We are now about 15 years down the road. The economic progress in China over the past 15 years is something the world has most likely never seen. India, which Jim Rogers always accurately pointed out was a complete mess, has completely overhauled its cities, transportation systems, and infrastructure. Capitalism has taken hold and goods and services are exchanging hands at a ferocious rate.

Despite this being arguably the most robust economic time in the history of our planet, sitting at my desk listening to market pundits and looking at my favorite sentiment indicators, all I seem to find is global equity bearishness.

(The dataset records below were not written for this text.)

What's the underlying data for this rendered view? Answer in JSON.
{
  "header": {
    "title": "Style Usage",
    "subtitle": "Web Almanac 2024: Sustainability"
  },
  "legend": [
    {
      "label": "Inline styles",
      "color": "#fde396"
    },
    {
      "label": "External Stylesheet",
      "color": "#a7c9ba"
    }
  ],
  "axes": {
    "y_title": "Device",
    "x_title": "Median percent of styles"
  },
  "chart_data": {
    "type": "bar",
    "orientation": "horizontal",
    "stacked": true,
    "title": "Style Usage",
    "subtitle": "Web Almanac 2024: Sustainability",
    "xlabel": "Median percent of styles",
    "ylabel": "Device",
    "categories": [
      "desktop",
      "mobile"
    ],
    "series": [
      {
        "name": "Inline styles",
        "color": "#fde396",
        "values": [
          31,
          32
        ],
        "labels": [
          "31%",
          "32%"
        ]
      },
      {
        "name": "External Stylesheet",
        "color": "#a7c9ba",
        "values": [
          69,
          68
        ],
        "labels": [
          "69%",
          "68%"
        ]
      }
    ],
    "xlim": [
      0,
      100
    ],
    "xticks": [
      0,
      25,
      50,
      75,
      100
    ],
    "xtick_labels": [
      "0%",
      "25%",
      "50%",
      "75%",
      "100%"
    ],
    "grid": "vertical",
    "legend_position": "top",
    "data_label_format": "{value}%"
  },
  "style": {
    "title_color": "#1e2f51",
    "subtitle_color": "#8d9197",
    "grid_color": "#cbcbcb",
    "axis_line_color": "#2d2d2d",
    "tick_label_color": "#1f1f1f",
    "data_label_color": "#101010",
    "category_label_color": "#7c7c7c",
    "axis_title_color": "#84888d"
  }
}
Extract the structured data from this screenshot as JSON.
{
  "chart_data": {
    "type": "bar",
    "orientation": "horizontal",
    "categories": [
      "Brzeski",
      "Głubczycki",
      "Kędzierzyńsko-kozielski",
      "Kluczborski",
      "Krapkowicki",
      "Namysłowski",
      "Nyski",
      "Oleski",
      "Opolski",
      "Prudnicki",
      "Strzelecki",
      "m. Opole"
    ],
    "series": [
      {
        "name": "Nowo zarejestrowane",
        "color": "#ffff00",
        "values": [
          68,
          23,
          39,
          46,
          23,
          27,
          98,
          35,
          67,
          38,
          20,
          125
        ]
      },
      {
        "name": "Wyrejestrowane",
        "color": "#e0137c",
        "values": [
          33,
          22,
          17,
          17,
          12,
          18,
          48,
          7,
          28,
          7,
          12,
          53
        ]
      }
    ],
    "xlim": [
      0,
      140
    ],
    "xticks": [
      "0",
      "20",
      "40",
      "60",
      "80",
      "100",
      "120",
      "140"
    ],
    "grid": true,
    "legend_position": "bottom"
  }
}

The Commitment of Traders report released yesterday shows a net short position for speculators in the S&P 500 futures for the first time since November 2005. On Bloomberg, look at AAIIBEAR Index AAIIBULL Index HS which shows the spread between bears and bulls to be heavily weighted to the bear side right now, even as market indices approach or break through all time high levels. It is a common for these indicators to be so skewed, but only after market declines, not at new highs.

In asking myself why, I think back to a passage from EdSpec describing the experiences of Victor's relatives after the crash of 1929 when they lost quite a bit of money. It seemed that even more disastrous to them than the money they lost was the opportunity they missed over the next 50 so years because every time the market rallied they wanted to sell so as not to get caught up in the next crash, With the memories of the Internet bubble and subsequent crash still fresh the latest batch of Wall St. participants, its seems likely that this same psychology is what is dominating the scene right now.